Nadda Addresses 2nd Convocation of AIIMS Bathinda
Synopsis
Key Takeaways
Union Health Minister J. P. Nadda addressed the 2nd Convocation Ceremony of the All India Institute of Medical Sciences (AIIMS) Bathinda in Punjab on Tuesday, June 2, 2026, marking a milestone for one of India's newer premier medical institutions.
Context
AIIMS Bathinda is among the batch of new AIIMS campuses established under the Pradhan Mantri Swasthya Suraksha Yojana (PMSSY) to bring tertiary medical education and specialist care closer to underserved regions. The institution commenced its MBBS programme in 2016, making this convocation a recognition of the early graduating cohorts who have passed through its academic pipeline. The ceremony reflects the campus's transition from a newly operational institute to a fully functioning medical school with its own convocation tradition.
Policy Backdrop
The PMSSY, first launched in 2003, was designed to correct regional disparities in specialist healthcare by establishing six new AIIMS-equivalent institutions and upgrading existing government medical colleges. A second phase approved by the Cabinet in 2009-2010 added further campuses, including Bathinda, extending the network into Punjab and other states that historically lacked top-tier public medical infrastructure. Successive Union Budgets have continued to fund new campuses and expand MBBS and postgraduate seat counts under this framework.
The broader policy arc connects AIIMS expansion to parallel initiatives such as upgrading district hospitals and scaling Ayushman Bharat facilities, forming a layered approach to public health infrastructure. As Union Health Minister, Nadda oversees both the institutional growth of the AIIMS network and the ministry's wider hospital-strengthening agenda.
Stakeholders and Impact
The graduating doctors from AIIMS Bathinda are expected to serve Punjab and the wider north-western region, addressing a longstanding shortage of specialists outside metropolitan centres. Residents of Punjab, Haryana, and neighbouring states have increasingly relied on the Bathinda campus for advanced care that would otherwise require travel to Delhi or Chandigarh. Faculty, nursing staff, and the broader academic community also benefit as the institution builds its research and clinical reputation with each graduating class.

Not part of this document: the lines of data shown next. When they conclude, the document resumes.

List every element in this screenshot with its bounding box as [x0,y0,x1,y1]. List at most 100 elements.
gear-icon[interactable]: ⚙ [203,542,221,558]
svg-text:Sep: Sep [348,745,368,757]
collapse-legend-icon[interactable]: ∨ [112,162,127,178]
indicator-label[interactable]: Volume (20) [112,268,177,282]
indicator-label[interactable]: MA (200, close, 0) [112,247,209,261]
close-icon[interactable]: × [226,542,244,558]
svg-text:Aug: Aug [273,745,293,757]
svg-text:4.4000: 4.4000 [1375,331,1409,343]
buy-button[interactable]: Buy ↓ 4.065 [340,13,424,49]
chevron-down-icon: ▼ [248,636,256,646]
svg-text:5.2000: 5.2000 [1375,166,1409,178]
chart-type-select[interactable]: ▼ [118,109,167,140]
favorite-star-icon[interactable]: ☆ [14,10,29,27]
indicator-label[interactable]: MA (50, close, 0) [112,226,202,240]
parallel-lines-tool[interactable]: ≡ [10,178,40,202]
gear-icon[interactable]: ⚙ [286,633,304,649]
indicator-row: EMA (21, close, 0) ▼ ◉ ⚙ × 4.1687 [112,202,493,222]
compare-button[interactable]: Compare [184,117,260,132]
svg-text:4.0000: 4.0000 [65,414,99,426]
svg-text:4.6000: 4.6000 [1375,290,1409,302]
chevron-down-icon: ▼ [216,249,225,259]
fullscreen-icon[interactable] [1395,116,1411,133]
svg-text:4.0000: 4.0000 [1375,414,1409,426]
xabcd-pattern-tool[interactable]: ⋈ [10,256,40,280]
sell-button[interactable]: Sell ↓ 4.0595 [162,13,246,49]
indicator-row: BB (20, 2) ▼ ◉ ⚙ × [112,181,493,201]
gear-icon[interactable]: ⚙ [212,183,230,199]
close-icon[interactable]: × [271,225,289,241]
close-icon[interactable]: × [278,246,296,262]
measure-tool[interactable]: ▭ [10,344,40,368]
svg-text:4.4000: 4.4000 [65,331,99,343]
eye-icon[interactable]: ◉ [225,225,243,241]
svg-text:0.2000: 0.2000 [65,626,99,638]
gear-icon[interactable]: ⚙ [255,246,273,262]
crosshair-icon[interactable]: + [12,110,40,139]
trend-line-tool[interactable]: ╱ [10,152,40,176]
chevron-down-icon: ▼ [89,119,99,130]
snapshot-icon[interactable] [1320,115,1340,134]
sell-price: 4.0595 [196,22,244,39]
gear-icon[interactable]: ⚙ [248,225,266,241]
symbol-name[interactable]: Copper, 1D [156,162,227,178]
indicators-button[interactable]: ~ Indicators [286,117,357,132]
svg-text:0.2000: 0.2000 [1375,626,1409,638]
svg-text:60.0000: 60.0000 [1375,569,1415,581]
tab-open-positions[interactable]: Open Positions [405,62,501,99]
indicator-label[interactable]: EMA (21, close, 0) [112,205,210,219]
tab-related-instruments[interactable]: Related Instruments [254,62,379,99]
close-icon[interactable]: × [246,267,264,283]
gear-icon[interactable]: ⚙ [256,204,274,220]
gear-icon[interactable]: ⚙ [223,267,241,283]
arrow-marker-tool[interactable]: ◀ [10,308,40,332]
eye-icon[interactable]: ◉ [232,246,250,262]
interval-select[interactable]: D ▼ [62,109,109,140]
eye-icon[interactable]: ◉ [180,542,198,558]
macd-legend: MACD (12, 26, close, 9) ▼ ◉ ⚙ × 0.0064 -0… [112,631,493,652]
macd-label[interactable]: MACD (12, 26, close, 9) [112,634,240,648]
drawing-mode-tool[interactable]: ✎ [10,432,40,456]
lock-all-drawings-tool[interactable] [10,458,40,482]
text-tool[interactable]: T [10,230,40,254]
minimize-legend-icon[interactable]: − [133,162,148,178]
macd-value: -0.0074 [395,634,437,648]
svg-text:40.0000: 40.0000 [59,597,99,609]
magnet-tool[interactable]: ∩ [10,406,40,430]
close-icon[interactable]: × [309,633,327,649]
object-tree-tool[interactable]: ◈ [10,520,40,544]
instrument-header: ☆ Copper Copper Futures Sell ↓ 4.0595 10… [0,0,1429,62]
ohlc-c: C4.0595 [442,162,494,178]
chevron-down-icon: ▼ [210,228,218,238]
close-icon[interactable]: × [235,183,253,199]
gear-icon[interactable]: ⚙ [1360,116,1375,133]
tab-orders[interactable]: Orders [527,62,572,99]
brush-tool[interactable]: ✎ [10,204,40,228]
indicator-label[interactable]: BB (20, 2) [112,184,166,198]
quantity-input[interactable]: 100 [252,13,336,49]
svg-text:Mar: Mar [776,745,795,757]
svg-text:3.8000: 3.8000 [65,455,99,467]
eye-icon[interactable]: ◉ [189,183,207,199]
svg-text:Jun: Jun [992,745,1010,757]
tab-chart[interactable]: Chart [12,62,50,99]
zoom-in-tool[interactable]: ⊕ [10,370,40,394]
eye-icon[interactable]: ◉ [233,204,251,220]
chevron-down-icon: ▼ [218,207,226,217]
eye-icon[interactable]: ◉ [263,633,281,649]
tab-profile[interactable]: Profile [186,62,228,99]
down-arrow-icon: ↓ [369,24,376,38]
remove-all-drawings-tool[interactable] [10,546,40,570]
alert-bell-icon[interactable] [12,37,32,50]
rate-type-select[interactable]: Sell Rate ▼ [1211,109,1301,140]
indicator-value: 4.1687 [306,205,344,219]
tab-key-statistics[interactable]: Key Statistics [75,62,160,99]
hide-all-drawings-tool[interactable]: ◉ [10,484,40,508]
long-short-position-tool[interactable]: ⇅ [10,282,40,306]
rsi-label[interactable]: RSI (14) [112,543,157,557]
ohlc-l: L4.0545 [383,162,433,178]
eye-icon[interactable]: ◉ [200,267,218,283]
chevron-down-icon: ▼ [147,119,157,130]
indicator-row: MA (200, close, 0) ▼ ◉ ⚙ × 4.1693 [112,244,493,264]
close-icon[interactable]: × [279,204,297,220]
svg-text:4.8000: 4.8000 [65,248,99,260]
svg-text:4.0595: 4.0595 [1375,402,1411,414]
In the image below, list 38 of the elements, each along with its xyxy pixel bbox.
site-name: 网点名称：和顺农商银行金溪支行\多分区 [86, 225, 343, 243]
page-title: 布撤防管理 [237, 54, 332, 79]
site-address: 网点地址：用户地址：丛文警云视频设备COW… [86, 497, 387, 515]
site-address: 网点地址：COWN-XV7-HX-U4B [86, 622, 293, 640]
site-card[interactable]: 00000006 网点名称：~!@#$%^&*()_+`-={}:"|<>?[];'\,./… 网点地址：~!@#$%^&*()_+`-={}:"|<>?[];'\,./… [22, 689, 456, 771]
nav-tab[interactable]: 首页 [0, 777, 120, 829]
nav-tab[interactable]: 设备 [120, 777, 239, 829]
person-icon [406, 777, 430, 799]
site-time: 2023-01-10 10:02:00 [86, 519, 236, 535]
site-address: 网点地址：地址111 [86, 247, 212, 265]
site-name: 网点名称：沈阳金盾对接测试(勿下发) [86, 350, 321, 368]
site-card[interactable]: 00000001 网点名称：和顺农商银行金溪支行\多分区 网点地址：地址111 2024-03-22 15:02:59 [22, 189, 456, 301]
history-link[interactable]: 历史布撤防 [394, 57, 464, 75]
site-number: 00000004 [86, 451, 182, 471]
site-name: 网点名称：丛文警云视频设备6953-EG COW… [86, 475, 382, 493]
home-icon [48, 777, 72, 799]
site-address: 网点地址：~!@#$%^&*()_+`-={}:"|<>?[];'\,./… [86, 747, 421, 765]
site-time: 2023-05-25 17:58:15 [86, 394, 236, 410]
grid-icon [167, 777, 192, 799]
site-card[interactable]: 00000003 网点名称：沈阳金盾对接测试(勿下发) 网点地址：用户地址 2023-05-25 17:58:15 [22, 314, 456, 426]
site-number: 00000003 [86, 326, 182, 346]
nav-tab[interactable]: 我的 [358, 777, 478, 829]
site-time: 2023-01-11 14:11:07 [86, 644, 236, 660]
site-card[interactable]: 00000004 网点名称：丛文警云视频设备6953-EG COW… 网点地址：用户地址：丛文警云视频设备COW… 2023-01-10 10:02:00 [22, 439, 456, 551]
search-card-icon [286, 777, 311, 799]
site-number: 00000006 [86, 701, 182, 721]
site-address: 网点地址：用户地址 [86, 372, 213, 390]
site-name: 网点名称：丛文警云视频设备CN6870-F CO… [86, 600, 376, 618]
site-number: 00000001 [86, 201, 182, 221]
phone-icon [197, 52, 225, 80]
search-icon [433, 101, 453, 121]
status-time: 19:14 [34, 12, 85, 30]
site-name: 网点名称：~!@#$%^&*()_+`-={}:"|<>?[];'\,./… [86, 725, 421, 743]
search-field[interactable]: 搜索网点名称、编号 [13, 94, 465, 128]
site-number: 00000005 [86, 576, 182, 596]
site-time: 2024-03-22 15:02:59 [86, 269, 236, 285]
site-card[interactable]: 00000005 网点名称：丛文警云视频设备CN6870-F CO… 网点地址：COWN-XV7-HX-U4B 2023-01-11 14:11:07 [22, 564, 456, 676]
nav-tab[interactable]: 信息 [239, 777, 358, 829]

For the central government, convocation ceremonies at new AIIMS campuses serve as visible proof-points of the PMSSY's long-term return on investment, demonstrating that the institutions are producing credentialled doctors at scale.
What's Next
Attention will now turn to announcements regarding super-specialty blocks, research funding, or seat expansions at AIIMS Bathinda and other campuses in the network. Parliamentary discussions on the health budget are expected to revisit funding for newer AIIMS phases, with the ministry likely to highlight convocation milestones as evidence of programme maturity. The next annual convocation at AIIMS Bathinda will be watched as an indicator of the institution's growing throughput of medical graduates.